Я сухо улыбнулся в ответ. Филипп смутился, принялся с серьезным видом расправлять невидимые складки на камзоле. В это время девушка, проходившая мимо нас, передала мне маленькую записку. Невольно проводил ее взглядом. Прекрасное платье подчеркивало стройную фигуру, длинные черные волосы, уложенные в сложную прическу, были стянуты сеточкой из золоченых нитей. У Изабеллы красивые подруги. Прочитал записку.

— Сеньоры, я должен откланяться. Дела.

Филипп с серьезным видом произнес:

— Понимаю, любовь. Удачи!

После этой фразы Агриппа опять рассмеялся. Филипп окончательно смутился. Мне почему-то понравились его открытость, прямота и какая-то наивность. На глазах нет сословных шор, за такими, как он, будущее Камоэнса. Нужно заранее знакомиться с такими юнцами, ибо через пару лет — сколько Филиппу, семнадцать? — они уже будут играть немалую роль.


Изабелла попросила меня о встрече. Сама. В саду сейчас много лишних глаз и ушей. Поэтому служанка провела меня в один из залов особняка Клосто. Изабелла ждала меня там. Гордая, до боли красивая и решительная. На лице ни следа слез, искусный макияж безупречен, но я почувствовал, что она недавно плакала.

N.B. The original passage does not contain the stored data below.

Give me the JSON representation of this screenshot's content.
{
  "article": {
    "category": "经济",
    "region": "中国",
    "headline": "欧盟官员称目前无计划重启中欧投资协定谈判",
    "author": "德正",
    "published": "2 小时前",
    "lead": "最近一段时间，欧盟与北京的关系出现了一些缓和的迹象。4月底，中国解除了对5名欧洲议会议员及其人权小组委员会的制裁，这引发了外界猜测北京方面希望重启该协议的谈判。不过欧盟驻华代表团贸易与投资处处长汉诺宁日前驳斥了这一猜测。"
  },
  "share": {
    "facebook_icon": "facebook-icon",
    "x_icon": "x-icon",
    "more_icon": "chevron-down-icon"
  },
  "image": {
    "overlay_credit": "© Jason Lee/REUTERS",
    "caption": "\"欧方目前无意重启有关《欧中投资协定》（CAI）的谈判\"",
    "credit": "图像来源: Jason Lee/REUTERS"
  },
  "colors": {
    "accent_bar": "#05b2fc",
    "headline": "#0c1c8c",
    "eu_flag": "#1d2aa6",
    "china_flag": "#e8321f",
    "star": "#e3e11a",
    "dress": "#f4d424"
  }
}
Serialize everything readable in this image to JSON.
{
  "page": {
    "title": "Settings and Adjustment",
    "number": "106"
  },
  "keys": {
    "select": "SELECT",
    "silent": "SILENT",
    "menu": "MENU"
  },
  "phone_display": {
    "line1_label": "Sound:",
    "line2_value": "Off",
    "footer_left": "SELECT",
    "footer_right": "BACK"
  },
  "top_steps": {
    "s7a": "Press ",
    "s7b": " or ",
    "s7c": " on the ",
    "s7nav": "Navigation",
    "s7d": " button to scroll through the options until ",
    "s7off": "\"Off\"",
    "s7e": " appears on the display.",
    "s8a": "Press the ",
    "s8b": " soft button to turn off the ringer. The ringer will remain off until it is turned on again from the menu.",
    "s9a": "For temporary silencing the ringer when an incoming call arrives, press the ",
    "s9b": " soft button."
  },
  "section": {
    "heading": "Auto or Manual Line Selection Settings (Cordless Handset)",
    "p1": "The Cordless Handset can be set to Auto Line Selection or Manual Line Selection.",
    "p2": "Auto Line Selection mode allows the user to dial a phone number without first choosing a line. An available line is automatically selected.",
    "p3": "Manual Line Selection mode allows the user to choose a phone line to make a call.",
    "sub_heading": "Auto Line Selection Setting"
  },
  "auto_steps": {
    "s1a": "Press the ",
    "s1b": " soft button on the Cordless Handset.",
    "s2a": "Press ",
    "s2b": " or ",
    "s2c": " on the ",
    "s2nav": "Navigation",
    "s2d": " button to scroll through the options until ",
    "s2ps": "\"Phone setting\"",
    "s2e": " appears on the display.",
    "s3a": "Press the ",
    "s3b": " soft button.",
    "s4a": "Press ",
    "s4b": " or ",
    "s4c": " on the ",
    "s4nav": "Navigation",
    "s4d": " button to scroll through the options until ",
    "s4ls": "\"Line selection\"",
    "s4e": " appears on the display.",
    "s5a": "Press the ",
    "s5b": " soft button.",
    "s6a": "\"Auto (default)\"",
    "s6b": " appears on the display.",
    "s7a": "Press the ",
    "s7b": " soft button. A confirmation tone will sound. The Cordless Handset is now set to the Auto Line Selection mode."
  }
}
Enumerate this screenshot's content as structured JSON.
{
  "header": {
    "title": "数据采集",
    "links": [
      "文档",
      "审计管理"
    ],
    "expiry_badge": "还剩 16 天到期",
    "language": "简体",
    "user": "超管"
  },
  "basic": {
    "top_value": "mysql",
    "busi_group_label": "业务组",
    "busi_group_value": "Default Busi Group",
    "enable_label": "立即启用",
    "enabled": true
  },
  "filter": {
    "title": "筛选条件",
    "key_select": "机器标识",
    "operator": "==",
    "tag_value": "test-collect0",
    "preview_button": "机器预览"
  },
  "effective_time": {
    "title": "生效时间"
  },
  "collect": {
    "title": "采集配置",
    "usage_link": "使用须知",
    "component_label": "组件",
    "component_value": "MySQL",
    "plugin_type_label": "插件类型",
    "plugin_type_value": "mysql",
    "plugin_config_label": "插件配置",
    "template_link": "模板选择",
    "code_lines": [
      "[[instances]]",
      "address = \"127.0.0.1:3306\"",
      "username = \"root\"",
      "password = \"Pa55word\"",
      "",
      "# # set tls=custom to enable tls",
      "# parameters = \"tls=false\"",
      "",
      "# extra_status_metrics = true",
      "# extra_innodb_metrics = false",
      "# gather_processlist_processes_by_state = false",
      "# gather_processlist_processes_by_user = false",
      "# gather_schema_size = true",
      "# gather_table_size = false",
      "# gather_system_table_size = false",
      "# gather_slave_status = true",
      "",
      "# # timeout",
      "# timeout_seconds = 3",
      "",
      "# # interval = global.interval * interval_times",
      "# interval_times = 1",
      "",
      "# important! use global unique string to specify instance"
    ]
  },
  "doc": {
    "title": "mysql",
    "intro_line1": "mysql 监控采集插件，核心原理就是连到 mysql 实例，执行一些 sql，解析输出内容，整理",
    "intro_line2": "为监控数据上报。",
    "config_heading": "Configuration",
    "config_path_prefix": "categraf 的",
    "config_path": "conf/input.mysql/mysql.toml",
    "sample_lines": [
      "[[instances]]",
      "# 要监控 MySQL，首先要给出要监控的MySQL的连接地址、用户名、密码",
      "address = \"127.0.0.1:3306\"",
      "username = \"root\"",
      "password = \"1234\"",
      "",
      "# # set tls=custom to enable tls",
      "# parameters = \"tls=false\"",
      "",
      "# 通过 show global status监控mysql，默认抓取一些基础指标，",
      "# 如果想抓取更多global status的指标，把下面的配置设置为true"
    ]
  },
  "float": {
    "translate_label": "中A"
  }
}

— Изабелла. Вы хотели о чем-то со мной поговорить.

— Да, Гийом. Создавшуюся проблему нужно решить. Буду кратка: откажитесь от меня! — Прекрасные огненно-рыжие волосы в сочетании с изумрудным платьем — это завораживало взор. — Что вам нужно, Гийом? Отец может дать вам все, что захотите! Хотите денег, дворянства, земель с вилланами[3]? — продолжала Изабелла. Ей хотелось свободы и счастья. Я ее понимал.

Большие карие глаза, красивое правильное лицо. С первого взгляда оно вызывает симпатию. Интересный тип красоты — вечный ребенок. Хочется за ней ухаживать, смешить, выполнять все желания, оберегать от любых проблем. Делать все, чтобы она улыбалась.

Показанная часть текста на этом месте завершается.